Through collaboration, African and Caribbean nations stand to maximize the benefits of their oil and gas wealth, and countries should be allowed to fast-track development efforts.
At a time when both African and Caribbean nations are making great strides towards developing recently discovered oil and gas reserves, countries whose development was driven by hydrocarbons are accelerating efforts to transition to a renewable energy future. This transition has seen wealthy nations establish a ‘green agenda,’ one that does not take into consideration Africa’s economic needs. The African Energy Chamber, therefore, strongly calls for an end to the demonization of oil and gas, encouraging African and Caribbean nations to collaborate towards a common and fair energy agenda.
Africa and Guyana are just starting to uncover the true potential of their oil and gas resources. More than 30 discoveries have been made in Guyana since 2015, with one block alone, operated by ExxonMobil, expected to hold as much as 11 billion barrels of oil. The same can be said for countries in Africa such as Namibia, with five major discoveries since 2022; Mozambique, with its major gas projects; Angola, Nigeria, Equatorial Guinea, and many more. The green agenda fails to recognize the substantial potential resources such as natural gas—abundant in both Africa and the Caribbean—offer. Africa, for its part, holds over 600 trillion cubic feet (tcf) of natural gas reserves and yet continues to be told to leave these resources in the ground.
Unfortunately, climate panic and fear mongering are alive and well, and for some reason, Africa is public enemy number one. A continent that emits a negligible amount of carbon dioxide—at most, 3% of the world’s total emissions—is being disproportionately pegged as a threat to the planet by developed nations. In particular, the West is vilifying Africa’s energy industry because it is based on fossil fuels, even though the proportion of renewables is growing. There’s no question that much of this anti-African oil and gas sentiment is based in fear of climate change, which is intertwined with the sheer terror that a fossil fuel boom in Africa, Guyana, Trinidad and Tobago, Suriname, and other Caribbean nations could be devastating to the world at large.
For countries such as Mozambique, with 100 tcf of proven reserves; Nigeria, with 200 tcf of proven reserves; Angola, with 10 tcf of proven reserves; and many others, leaving gas in the ground is simply not an option. With significantly fewer emissions than resources such as coal, gas stands to play a catalyzing role in Africa. Through gas, the continent can bring economies to life, unlocking a prosperous future in the form of job creation, business opportunities, capacity building and monetization. Despite this potential, the green agenda advocates for an immediate transition, thereby ignoring the sustainable, logical and realistic solution gas provides. In this scenario, both Africa and Guyana are proposing an alternative agenda, one in which gas is developed to meet the current needs and future demand of nations. Through gas, countries will be strategically positioned to finance the transition to renewables.

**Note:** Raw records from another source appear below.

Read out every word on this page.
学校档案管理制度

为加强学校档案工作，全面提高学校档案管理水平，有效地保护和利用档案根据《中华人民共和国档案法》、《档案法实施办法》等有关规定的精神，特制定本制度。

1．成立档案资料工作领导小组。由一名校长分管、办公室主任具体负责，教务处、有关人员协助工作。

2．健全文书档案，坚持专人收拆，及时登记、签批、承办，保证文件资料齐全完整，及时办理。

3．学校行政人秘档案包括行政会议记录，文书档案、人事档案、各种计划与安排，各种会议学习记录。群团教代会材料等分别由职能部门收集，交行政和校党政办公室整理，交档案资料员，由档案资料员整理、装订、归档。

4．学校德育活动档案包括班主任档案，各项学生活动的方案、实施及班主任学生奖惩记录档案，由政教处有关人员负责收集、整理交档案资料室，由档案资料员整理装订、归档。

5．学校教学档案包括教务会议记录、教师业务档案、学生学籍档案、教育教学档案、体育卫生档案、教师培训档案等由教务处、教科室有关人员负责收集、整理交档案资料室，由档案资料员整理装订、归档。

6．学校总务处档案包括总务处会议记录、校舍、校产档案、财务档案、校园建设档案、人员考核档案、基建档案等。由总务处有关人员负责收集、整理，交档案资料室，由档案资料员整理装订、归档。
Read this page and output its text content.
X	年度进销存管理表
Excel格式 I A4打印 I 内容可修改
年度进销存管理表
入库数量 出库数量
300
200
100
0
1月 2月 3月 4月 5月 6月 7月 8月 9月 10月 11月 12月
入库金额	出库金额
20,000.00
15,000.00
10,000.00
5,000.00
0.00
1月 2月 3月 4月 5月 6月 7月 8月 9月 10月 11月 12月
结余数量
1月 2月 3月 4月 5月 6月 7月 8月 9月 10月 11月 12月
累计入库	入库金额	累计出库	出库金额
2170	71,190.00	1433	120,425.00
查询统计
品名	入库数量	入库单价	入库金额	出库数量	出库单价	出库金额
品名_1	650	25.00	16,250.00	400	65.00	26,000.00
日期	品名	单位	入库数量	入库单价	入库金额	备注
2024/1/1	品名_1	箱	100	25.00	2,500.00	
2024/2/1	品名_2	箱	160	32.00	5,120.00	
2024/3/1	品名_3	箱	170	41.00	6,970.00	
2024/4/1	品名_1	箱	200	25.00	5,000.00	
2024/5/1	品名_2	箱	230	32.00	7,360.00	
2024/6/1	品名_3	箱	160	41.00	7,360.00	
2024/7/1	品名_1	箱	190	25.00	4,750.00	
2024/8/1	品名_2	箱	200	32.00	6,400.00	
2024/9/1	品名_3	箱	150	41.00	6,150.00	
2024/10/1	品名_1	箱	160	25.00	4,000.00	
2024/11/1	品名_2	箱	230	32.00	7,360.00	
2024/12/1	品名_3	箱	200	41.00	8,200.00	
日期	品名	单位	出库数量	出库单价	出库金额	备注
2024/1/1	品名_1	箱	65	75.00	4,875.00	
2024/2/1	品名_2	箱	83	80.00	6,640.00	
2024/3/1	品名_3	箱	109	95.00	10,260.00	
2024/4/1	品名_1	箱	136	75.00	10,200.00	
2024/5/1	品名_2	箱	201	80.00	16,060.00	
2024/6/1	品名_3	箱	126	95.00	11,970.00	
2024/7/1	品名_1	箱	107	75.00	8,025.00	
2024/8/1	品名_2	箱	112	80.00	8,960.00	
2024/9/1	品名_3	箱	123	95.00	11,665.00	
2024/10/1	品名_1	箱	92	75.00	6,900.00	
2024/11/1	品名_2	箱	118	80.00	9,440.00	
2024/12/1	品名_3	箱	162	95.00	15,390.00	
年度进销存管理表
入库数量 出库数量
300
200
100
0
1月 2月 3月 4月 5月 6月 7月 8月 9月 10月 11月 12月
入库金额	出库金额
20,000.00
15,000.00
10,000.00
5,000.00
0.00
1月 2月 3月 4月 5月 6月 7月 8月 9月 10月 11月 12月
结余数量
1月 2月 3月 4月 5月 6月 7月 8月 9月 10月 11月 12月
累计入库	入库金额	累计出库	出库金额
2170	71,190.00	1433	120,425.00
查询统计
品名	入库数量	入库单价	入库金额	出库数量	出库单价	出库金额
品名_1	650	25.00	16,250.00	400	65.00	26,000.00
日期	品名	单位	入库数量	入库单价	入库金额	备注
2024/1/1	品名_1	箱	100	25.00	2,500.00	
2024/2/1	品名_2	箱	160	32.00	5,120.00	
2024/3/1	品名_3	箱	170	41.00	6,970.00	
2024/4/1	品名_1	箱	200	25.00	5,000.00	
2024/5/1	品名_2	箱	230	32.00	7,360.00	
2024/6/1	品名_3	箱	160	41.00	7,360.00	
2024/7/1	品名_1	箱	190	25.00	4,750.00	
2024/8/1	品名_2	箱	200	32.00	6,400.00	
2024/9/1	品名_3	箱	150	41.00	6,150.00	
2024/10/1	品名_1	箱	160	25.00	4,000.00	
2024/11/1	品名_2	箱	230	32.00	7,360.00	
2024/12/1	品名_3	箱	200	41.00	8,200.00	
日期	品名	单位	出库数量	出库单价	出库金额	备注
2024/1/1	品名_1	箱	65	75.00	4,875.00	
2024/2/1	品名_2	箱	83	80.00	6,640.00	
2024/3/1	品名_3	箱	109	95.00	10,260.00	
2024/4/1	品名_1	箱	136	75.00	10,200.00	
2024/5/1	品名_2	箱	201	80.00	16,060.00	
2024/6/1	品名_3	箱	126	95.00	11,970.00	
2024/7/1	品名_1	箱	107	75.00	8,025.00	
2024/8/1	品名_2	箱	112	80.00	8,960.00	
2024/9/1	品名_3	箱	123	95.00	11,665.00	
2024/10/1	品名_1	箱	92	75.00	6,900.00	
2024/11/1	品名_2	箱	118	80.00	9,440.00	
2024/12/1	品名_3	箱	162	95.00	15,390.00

“Demonizing the oil and gas industry must stop. We see it constantly, in the media, in policy and investment decisions, and in calls for Africa to leave our fossil fuels in the ground. We see it with lawsuits to stop the financing of projects such as Mozambique Liquefied Natural Gas or lawsuits to prevent Shell from even carrying out a seismic survey,” stated NJ Ayuk, Executive Chairman of the AEC. “Actions like these, even as Western leaders have pushed OPEC to produce oil and are pushing European nations to increase their own production and escalate coal use, are not fair, and they’re not helpful.”
Africa is on a mission to make energy poverty history by 2030 and this can only be achieved through oil and gas. Currently, over 600 million people are without access to electricity while over 900 million are without access to clean cooking solutions. The wealthy nations green agenda does not consider how much Africa needs natural gas to bring electricity to the growing number of Africans and Caribbeans living without it. They do not understand that we, as Africans, are focused on growing Africa’s energy mix to include fossil fuels and renewables, instead of insisting on an all or nothing approach to our energy transition. Africa’s energy and economic future hinges on an integrated, not separated, energy mix.
As such, countries are calling for a new discussion to take place at COP28 in Dubai, one in which both Africa and the Caribbeans voices are not only heard but a part of. During the African Energy Week 2023 conference this October, African leaders emphasized the critical need to adopt an Africa-centric and just energy transition, one that heavily incorporates oil and gas. Global leaders, financial institutions and project developers should comply with this agenda, putting a continent’s needs before the world’s problems.
“I also would respectfully ask financial institutions to resume financing for African oil and gas projects and stop attempting to block projects like the East African Crude Oil Pipeline or Mozambique’s LNG projects,” Ayuk concluded.